Die Besatzung dürfte derweil begonnen haben, das Abendessen zu servieren – die Passagiere haben sich für den Nachtflug eingerichtet. Doch eine Stunde später bahnt sich das schwerste Flugzeugunglück in der Geschichte der Swissair an: Die Piloten stellen Rauch im Cockpit fest.

Sie erbitten eine Landeerlaubnis und werden dem Flughafen Halifax in Neuschottland zugewiesen, etwas mehr als 100 Kilometer entfernt. Für eine Notlandung auf dem Flughafen von Halifax fliegt das Flugzeug zu hoch. Also drehen die Piloten auf einer Höhe von 10'000 Fuss eine Schlaufe, um Kerosin ins Meer abzulassen, somit das Landegewicht zu reduzieren, und dann wieder in Richtung Halifax zu fliegen.
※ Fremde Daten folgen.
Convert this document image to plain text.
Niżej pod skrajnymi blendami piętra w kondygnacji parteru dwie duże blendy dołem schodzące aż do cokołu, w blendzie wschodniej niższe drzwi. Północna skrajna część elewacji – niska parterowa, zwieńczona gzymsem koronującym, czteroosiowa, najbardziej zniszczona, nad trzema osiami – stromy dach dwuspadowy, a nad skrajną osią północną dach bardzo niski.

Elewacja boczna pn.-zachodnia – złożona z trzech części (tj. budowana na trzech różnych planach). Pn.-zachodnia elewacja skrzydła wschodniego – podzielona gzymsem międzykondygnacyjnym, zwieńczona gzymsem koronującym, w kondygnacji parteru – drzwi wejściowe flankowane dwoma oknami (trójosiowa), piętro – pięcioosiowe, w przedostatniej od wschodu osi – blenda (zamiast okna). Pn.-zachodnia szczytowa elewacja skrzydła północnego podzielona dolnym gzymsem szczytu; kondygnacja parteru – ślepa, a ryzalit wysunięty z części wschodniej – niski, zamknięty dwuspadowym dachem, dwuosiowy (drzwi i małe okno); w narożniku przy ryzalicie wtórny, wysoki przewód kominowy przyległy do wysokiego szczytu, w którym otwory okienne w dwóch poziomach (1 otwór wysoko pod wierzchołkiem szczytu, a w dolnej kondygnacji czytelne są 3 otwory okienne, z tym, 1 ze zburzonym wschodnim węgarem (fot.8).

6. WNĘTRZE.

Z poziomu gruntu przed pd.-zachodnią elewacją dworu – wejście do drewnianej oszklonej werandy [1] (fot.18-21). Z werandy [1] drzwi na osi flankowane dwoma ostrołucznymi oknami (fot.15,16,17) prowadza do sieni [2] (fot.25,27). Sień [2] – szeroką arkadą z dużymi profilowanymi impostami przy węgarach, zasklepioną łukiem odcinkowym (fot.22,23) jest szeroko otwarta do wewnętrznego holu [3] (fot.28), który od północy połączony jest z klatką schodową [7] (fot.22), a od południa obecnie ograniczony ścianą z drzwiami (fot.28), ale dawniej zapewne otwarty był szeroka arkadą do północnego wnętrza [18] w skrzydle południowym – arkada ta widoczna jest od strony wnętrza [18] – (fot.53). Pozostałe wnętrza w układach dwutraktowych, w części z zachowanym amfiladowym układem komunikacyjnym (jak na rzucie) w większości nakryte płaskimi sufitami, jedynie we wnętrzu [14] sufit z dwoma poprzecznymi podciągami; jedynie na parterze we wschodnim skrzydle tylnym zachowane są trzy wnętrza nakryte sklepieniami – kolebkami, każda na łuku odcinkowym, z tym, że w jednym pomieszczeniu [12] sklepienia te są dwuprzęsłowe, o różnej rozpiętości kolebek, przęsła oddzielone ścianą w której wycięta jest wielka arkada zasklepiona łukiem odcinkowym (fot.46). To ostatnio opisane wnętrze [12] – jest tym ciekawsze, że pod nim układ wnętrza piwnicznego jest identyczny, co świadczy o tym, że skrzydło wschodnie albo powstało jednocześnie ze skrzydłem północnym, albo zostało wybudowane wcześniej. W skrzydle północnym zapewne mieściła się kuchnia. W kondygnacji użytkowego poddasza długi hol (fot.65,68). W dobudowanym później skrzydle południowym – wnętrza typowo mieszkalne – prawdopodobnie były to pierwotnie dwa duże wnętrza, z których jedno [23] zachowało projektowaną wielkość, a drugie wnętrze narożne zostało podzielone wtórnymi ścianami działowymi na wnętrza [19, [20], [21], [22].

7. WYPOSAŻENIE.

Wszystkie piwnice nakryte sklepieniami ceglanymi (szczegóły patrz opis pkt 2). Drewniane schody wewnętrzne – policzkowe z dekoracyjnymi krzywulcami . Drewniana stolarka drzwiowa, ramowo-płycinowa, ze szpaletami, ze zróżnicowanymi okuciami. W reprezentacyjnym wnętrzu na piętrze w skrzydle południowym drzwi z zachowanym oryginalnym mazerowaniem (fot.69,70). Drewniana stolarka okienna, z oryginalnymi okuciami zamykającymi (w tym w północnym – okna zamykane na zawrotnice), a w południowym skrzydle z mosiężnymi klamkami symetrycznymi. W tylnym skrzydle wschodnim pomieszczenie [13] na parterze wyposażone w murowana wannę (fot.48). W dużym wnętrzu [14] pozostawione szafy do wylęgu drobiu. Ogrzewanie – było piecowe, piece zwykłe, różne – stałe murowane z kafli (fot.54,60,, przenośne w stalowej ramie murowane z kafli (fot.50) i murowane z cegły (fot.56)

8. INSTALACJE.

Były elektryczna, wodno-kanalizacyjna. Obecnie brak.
Unglückursache war ein Kurzschluss

Doch plötzlich fällt das elektrische System aus. Die Kommunikation mit Halifax brach sechs Minuten vor dem Absturz in den Atlantik ab. Die Piloten verlieren die Kontrolle über die Maschine. Diese stürzt bei Peggy's Cove ins Meer und zerbricht in Tausende, teils winzige Teile. Alle 229 Menschen an Bord sterben, darunter 49 Schweizerinnen und Schweizer.

Wortlaut des Funkverkehrs
Nachstehend das Protokoll der vier Minuten und 36 Sekunden dauernden Aufzeichnung der Funkgespräche zwischen den Piloten des Swissair-Fluges 111, der in der Nacht zum 3. September 1998 mit 229 Flugzeuginsassen bei Halifax in den Nordatlantik abgestürzt ist. Sie wurden von der kanadischen Nachrichtenagentur Canadian Press ins Internet gestellt. Das Protokoll stützt sich in AP-Übersetzung auf ein Transkript von Kanadas Verkehrssicherheitsbehörde TSB vom September 1998, von der auch die Zeitangaben stammen. Auslassungen sind mit (...) markiert.

Halifax Kontrollturm (Zeit: 10:21:23.1 abends): Swissair eins-elf, wenn Sie Zeit haben, könnte ich die Zahl der Menschen an Bord und Ihren Treibstoff an Bord haben bitte, für die Notfalldienste.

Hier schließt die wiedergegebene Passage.